After a seven-year run of consecutive annual auto sales increases in the United States, the final sales figures for 2017 showed a regression of 1.8 percent. And at the end of 2017, forecasters predicted that automotive sales would continue to slip throughout 2018. Yet, throughout the first five months of 2018, many carmakers are at or near parity with the 2017’s numbers.
At a glance, it appears that forecasts may have been slightly underestimated. Surprisingly positive results from most major automakers have helped keep the retail automotive industry from sounding the alarm in the first half of 2018. But it’s much too early to celebrate, especially with notable unrest in the industry, like a storm brewing on the horizon.
Fuel Prices Will Affect Sales
In the United States, average fuel prices are tickling the $3-dollar-per-gallon mark once again. Historically, high fuel prices push new vehicle sales lower. There’s sure to be an even more marked impact on auto sales in the light of current sales trends.
Consumers have been leaning towards larger vehicles in recent years, especially SUVs and pickup trucks. Rising fuel prices in the U.S. causes prospective purchasers to second-guess buying a large vehicle, compounding the usual vehicle sales slowdown with high gas prices.
Steel and Aluminum Tariffs
Widely implemented and hotly contested by America’s trade partners, steel and aluminum tariffs will have long-term effects on auto manufacturing. As tariffs add to the cost of raw materials and certainly reduce their flow, the cost to build vehicles is due to increase.
The tariffs on steel and aluminum have been enforced for reasons the White House calls “national security”. And as the cost of vehicle manufacturing in the United States increases, new vehicle prices will be affected. Jimmy Lentz, North American CEO of Toyota, claims the tariffs could add up to an extra $400 per vehicle. However, higher demand for domestic raw materials in manufacturing spikes their cost. Those higher prices will likely depress auto sales.
Foreign Auto Tariffs
While the sting of steel and aluminum tariffs has not yet abated, Trump is pushing his administration to apply 25 percent tariffs on foreign cars. In a bid to increase American jobs in vehicle and parts manufacturing, the proposed tariff has serious implications for American auto sales as well as abroad.

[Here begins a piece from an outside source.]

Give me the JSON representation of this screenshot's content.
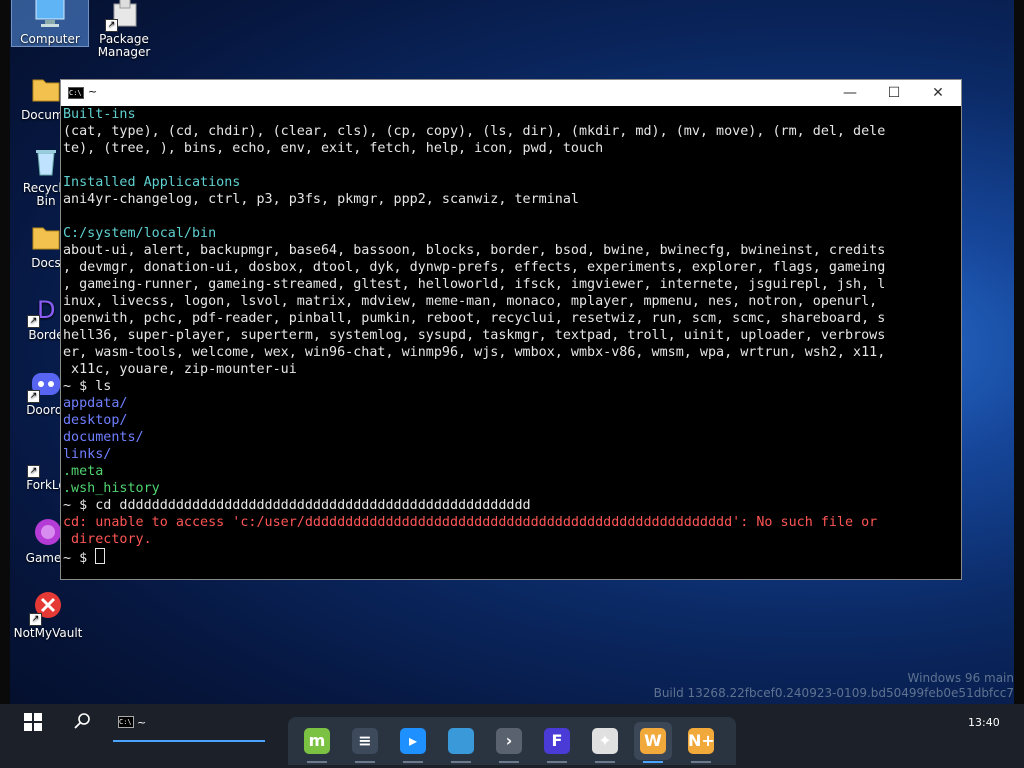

Dennis Desrosiers, president of Desrosiers Automotive Consultants, says, “It’s a nightmare scenario for Canada, the United States and Mexico, but the biggest hit will be on the U.S.
“There would be a serious shortage of supply into the United States, and it doesn’t have capacity to build more vehicles, so the prices of all vehicles would go up quite radically…. It’s so outrageous and so negative to the U.S., it’s unlikely Trump can be serious.”
A dramatic price increase would be like turning off the tap. The American auto industry would be affected in every aspect, from parts manufacturers and carmakers to retail dealerships.
Trade disputes have become daily front-page news. Consumer confidence since the beginning of 2018 has been declining modestly, and predictions are for a noticeable downturn by 2020.
As consumer confidence is a statistical measure predicting the likelihood of making major purchases, a lower consumer confidence rating indicates that auto sales will be on the decline.
While 2018 started strong in auto sales, there’s a very strong possibility that sales will erode in the third and fourth quarter. Those predictions, however, are based heavily in how the Trump administration proceeds with trade talks, NAFTA, and proposed tariffs.